Veículos elétricos vêm ganhando mercado em vários países do mundo. Na China, os investimentos na fabricação de veículos elétricos colocam o país na liderança desse mercado. Na Europa, países como Noruega, Irlanda, Holanda, França e Reino Unido anunciaram a proibição da venda de carros movidos por motor a combustão em prazos que variam de 2025 a 2040. Nos Estados Unidos, a Tesla se tornou a companhia automotiva de maior valor de mercado e veículos elétricos são apresentados como parte de uma ruptura tecnológica no setor de transportes.

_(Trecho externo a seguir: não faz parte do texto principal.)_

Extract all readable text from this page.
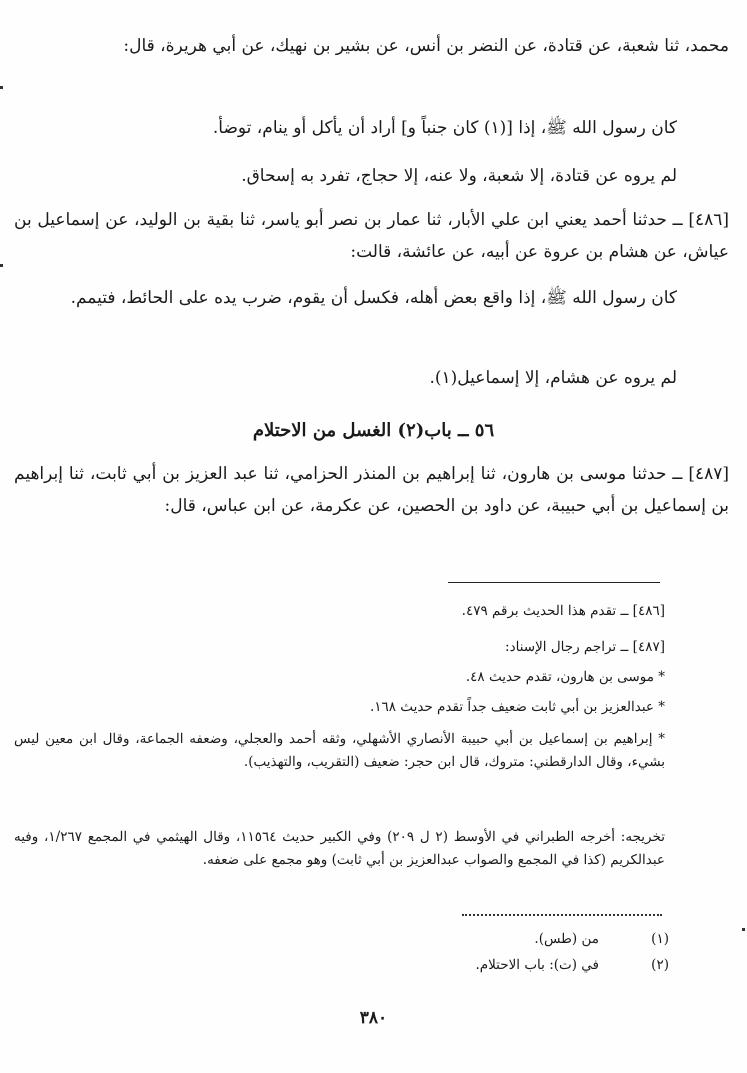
محمد، ثنا شعبة، عن قتادة، عن النضر بن أنس، عن بشير بن نهيك، عن أبي هريرة، قال:

كان رسول الله ﷺ، إذا [(١) كان جنباً و] أراد أن يأكل أو ينام، توضأ.

لم يروه عن قتادة، إلا شعبة، ولا عنه، إلا حجاج، تفرد به إسحاق.

[٤٨٦] ــ حدثنا أحمد يعني ابن علي الأبار، ثنا عمار بن نصر أبو ياسر، ثنا بقية بن الوليد، عن إسماعيل بن عياش، عن هشام بن عروة عن أبيه، عن عائشة، قالت:

كان رسول الله ﷺ، إذا واقع بعض أهله، فكسل أن يقوم، ضرب يده على الحائط، فتيمم.

لم يروه عن هشام، إلا إسماعيل(١).

٥٦ ــ باب(٢) الغسل من الاحتلام

[٤٨٧] ــ حدثنا موسى بن هارون، ثنا إبراهيم بن المنذر الحزامي، ثنا عبد العزيز بن أبي ثابت، ثنا إبراهيم بن إسماعيل بن أبي حبيبة، عن داود بن الحصين، عن عكرمة، عن ابن عباس، قال:

[٤٨٦] ــ تقدم هذا الحديث برقم ٤٧٩.

[٤٨٧] ــ تراجم رجال الإسناد:

* موسى بن هارون، تقدم حديث ٤٨.

* عبدالعزيز بن أبي ثابت ضعيف جداً تقدم حديث ١٦٨.

* إبراهيم بن إسماعيل بن أبي حبيبة الأنصاري الأشهلي، وثقه أحمد والعجلي، وضعفه الجماعة، وقال ابن معين ليس بشيء، وقال الدارقطني: متروك، قال ابن حجر: ضعيف (التقريب، والتهذيب).

تخريجه: أخرجه الطبراني في الأوسط (٢ ل ٢٠٩) وفي الكبير حديث ١١٥٦٤، وقال الهيثمي في المجمع ١/٢٦٧، وفيه عبدالكريم (كذا في المجمع والصواب عبدالعزيز بن أبي ثابت) وهو مجمع على ضعفه.

(١)
من (طس).
(٢)
في (ت): باب الاحتلام.
٣٨٠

No Brasil, o uso de veículos elétricos ainda é estatisticamente insignificante, mas essa nova realidade começa a estabelecer suas bases por aqui. Além das indústrias que têm vínculo direto com o tema, a perspectiva dos veículos elétricos já chegou ao público mais amplo, com séries de reportagens veiculadas na televisão e nas imprensas especializadas em veículos automotores4 e em biocombustíveis. Esse último setor merece particular reflexão, pois o Brasil é singular na produção e uso de biocombustíveis e a eletrificação de veículos tem potencial para alterar esse mercado, em especial do etanol.

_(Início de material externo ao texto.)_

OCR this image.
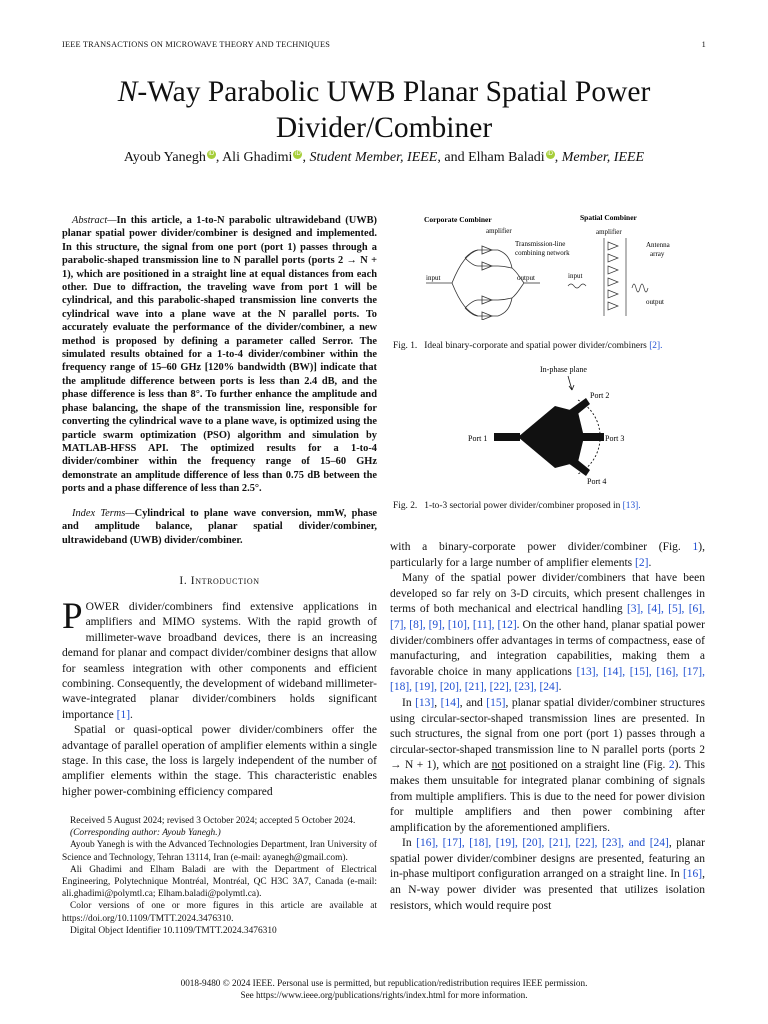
IEEE TRANSACTIONS ON MICROWAVE THEORY AND TECHNIQUES	1
N-Way Parabolic UWB Planar Spatial Power
Divider/Combiner
Ayoub Yanegh iD , Ali Ghadimi iD , Student Member, IEEE, and Elham Baladi iD , Member, IEEE

Abstract—In this article, a 1-to-N parabolic ultrawideband (UWB) planar spatial power divider/combiner is designed and implemented. In this structure, the signal from one port (port 1) passes through a parabolic-shaped transmission line to N parallel ports (ports 2 → N + 1), which are positioned in a straight line at equal distances from each other. Due to diffraction, the traveling wave from port 1 will be cylindrical, and this parabolic-shaped transmission line converts the cylindrical wave into a plane wave at the N parallel ports. To accurately evaluate the performance of the divider/combiner, a new method is proposed by defining a parameter called Serror. The simulated results obtained for a 1-to-4 divider/combiner within the frequency range of 15–60 GHz [120% bandwidth (BW)] indicate that the amplitude difference between ports is less than 2.4 dB, and the phase difference is less than 8°. To further enhance the amplitude and phase balancing, the shape of the transmission line, responsible for converting the cylindrical wave to a plane wave, is optimized using the particle swarm optimization (PSO) algorithm and simulation by MATLAB-HFSS API. The optimized results for a 1-to-4 divider/combiner within the frequency range of 15–60 GHz demonstrate an amplitude difference of less than 0.75 dB between the ports and a phase difference of less than 2.5°.

Index Terms—Cylindrical to plane wave conversion, mmW, phase and amplitude balance, planar spatial divider/combiner, ultrawideband (UWB) divider/combiner.

I. Introduction

POWER divider/combiners find extensive applications in amplifiers and MIMO systems. With the rapid growth of millimeter-wave broadband devices, there is an increasing demand for planar and compact divider/combiner designs that allow for seamless integration with other components and efficient combining. Consequently, the development of wideband millimeter-wave-integrated planar divider/combiners holds significant importance [1].

Spatial or quasi-optical power divider/combiners offer the advantage of parallel operation of amplifier elements within a single stage. In this case, the loss is largely independent of the number of amplifier elements within the stage. This characteristic enables higher power-combining efficiency compared

Received 5 August 2024; revised 3 October 2024; accepted 5 October 2024.

(Corresponding author: Ayoub Yanegh.)

Ayoub Yanegh is with the Advanced Technologies Department, Iran University of Science and Technology, Tehran 13114, Iran (e-mail: ayanegh@gmail.com).

Ali Ghadimi and Elham Baladi are with the Department of Electrical Engineering, Polytechnique Montréal, Montréal, QC H3C 3A7, Canada (e-mail: ali.ghadimi@polymtl.ca; Elham.baladi@polymtl.ca).

Color versions of one or more figures in this article are available at https://doi.org/10.1109/TMTT.2024.3476310.

Digital Object Identifier 10.1109/TMTT.2024.3476310

Corporate Combiner	Spatial Combiner
amplifier
Transmission-line
combining network
amplifier
Antenna
array
input	output	input
output
Fig. 1. Ideal binary-corporate and spatial power divider/combiners [2].
In-phase plane
Port 1
Port 2
Port 3
Port 4
Fig. 2. 1-to-3 sectorial power divider/combiner proposed in [13].

with a binary-corporate power divider/combiner (Fig. 1), particularly for a large number of amplifier elements [2].

Many of the spatial power divider/combiners that have been developed so far rely on 3-D circuits, which present challenges in terms of both mechanical and electrical handling [3], [4], [5], [6], [7], [8], [9], [10], [11], [12]. On the other hand, planar spatial power divider/combiners offer advantages in terms of compactness, ease of manufacturing, and integration capabilities, making them a favorable choice in many applications [13], [14], [15], [16], [17], [18], [19], [20], [21], [22], [23], [24].

In [13], [14], and [15], planar spatial divider/combiner structures using circular-sector-shaped transmission lines are presented. In such structures, the signal from one port (port 1) passes through a circular-sector-shaped transmission line to N parallel ports (ports 2 → N + 1), which are not positioned on a straight line (Fig. 2). This makes them unsuitable for integrated planar combining of signals from multiple amplifiers. This is due to the need for power division for multiple amplifiers and then power combining after amplification by the aforementioned amplifiers.

In [16], [17], [18], [19], [20], [21], [22], [23], and [24], planar spatial power divider/combiner designs are presented, featuring an in-phase multiport configuration arranged on a straight line. In [16], an N-way power divider was presented that utilizes isolation resistors, which would require post

0018-9480 © 2024 IEEE. Personal use is permitted, but republication/redistribution requires IEEE permission.
See https://www.ieee.org/publications/rights/index.html for more information.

Nesse contexto, a Presidência do Conselho de Administração e a Direção Geral do CNPEM criaram um grupo de trabalho que atuou ao longo de seis meses para diagnosticar a situação. O grupo trabalhou com base no conhecimento existente no CNPEM e em publicações recentes sobre o tema. O grupo também organizou a Reunião Estratégica “Futuro da motorização de veículos: eletricidade ou combustíveis?”, realizada na sede do CNPEM. A reunião compôs um painel diversificado de opiniões de profissionais da academia e da indústria, com conhecimento técnico e de mercado nas áreas de energia elétrica, combustíveis e veículos automotores. O presente documento sintetiza o resultado desse processo de diagnóstico. O documento analisa os cenários global e brasileiro nas áreas de eletrificação de veículos e biocombustíveis, discute as singularidades brasileiras com especial atenção ao etanol e propõe caminhos para o desenvolvimento dos biocombustíveis no Brasil em sintonia com um contexto mais amplo de descarbonização.

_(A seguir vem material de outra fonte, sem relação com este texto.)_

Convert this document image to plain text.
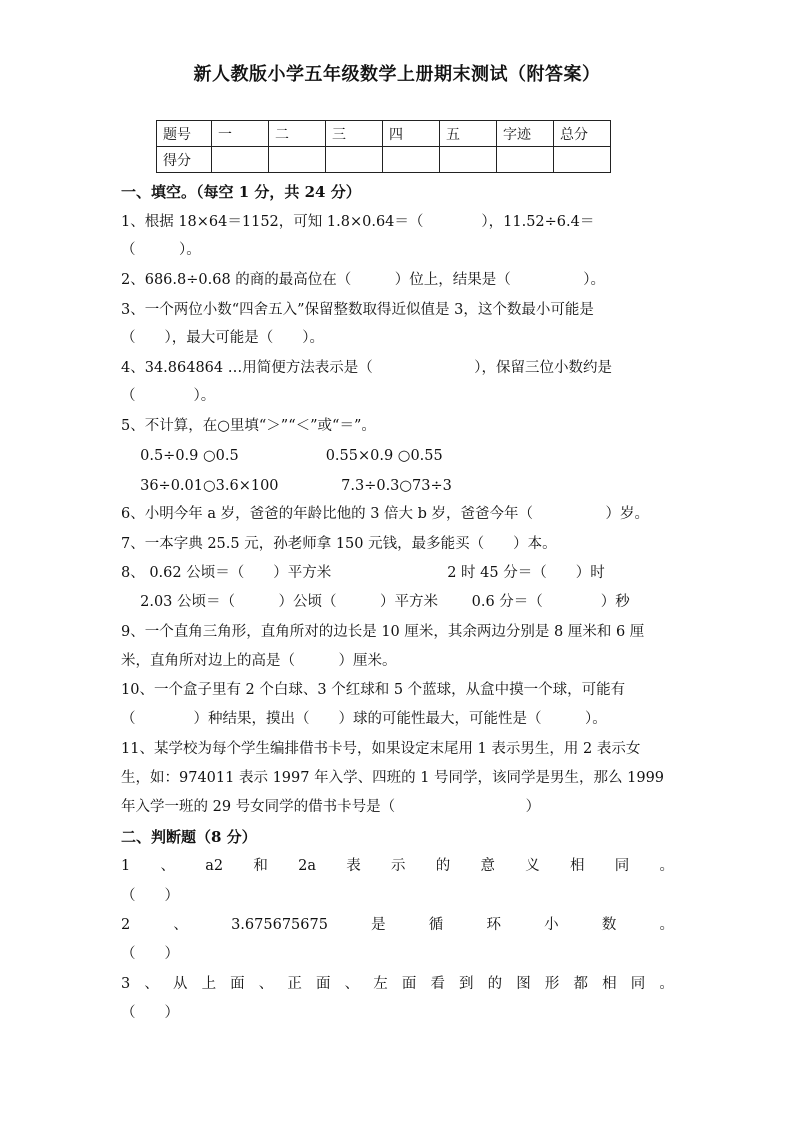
新人教版小学五年级数学上册期末测试（附答案）
题号	一	二	三	四	五	字迹	总分
得分							
一、填空。（每空 1 分，共 24 分）
1、根据 18×64＝1152，可知 1.8×0.64＝（　　　　），11.52÷6.4＝
（　　　）。
2、686.8÷0.68 的商的最高位在（　　　）位上，结果是（　　　　　）。
3、一个两位小数“四舍五入”保留整数取得近似值是 3，这个数最小可能是
（　　），最大可能是（　　）。
4、34.864864 …用简便方法表示是（　　　　　　　），保留三位小数约是
（　　　　）。
5、不计算，在○里填“＞”“＜”或“＝”。
　 0.5÷0.9 ○0.5　　　　　　0.55×0.9 ○0.55
　 36÷0.01○3.6×100　　　　 7.3÷0.3○73÷3
6、小明今年 a 岁，爸爸的年龄比他的 3 倍大 b 岁，爸爸今年（　　　　　）岁。
7、一本字典 25.5 元，孙老师拿 150 元钱，最多能买（　　）本。
8、 0.62 公顷＝（　　）平方米　　　　　　　　2 时 45 分＝（　　）时
　 2.03 公顷＝（　　　）公顷（　　　）平方米　　 0.6 分＝（　　　　）秒
9、一个直角三角形，直角所对的边长是 10 厘米，其余两边分别是 8 厘米和 6 厘
米，直角所对边上的高是（　　　）厘米。
10、一个盒子里有 2 个白球、3 个红球和 5 个蓝球，从盒中摸一个球，可能有
（　　　　）种结果，摸出（　　）球的可能性最大，可能性是（　　　）。
11、某学校为每个学生编排借书卡号，如果设定末尾用 1 表示男生，用 2 表示女
生，如：974011 表示 1997 年入学、四班的 1 号同学，该同学是男生，那么 1999
年入学一班的 29 号女同学的借书卡号是（　　　　　　　　　）
二、判断题（8 分）
1 、 a2 和 2a 表 示 的 意 义 相 同 。
（　　）
2	、	3.675675675	是	循	环	小	数	。
（　　）
3 、 从 上 面 、 正 面 、 左 面 看 到 的 图 形 都 相 同 。
（　　）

O avanço das energias solar e eólica se deve a avanços da tecnologia e melhorias das condições de financiamento, o que vem permitindo quedas consistentes do custo da energia gerada. As baterias para veículos elétricos parecem trilhar caminho semelhante, embora o consumo global de energia por veículos elétricos ainda seja relativamente pequeno. No atual estágio da tecnologia, a viabilidade econômica dos veículos elétricos depende de mercados nicho ou de subsídios. No entanto, com a queda do custo das baterias, espera-se que os veículos elétricos venham a alcançar custos competitivos ao longo das próximas décadas.
A China lidera nas novas tecnologias de eletrificação. Ela produz mais de 60% das células e dos módulos fotovoltaicos do mundo. Dos 54 TWh (0,19 EJ) de eletricidade consumida em 2017 por veículos elétricos, 91% do consumo ocorreu na China, principalmente em ônibus e veículos de duas rodas. A frota mundial de carros elétricos de passageiros atingiu 3,1 milhões de unidades em 2017 (0,25% da frota mundial). Desses carros elétricos, 40% estão na China, comparado com 25% na Europa e 25% nos Estados Unidos.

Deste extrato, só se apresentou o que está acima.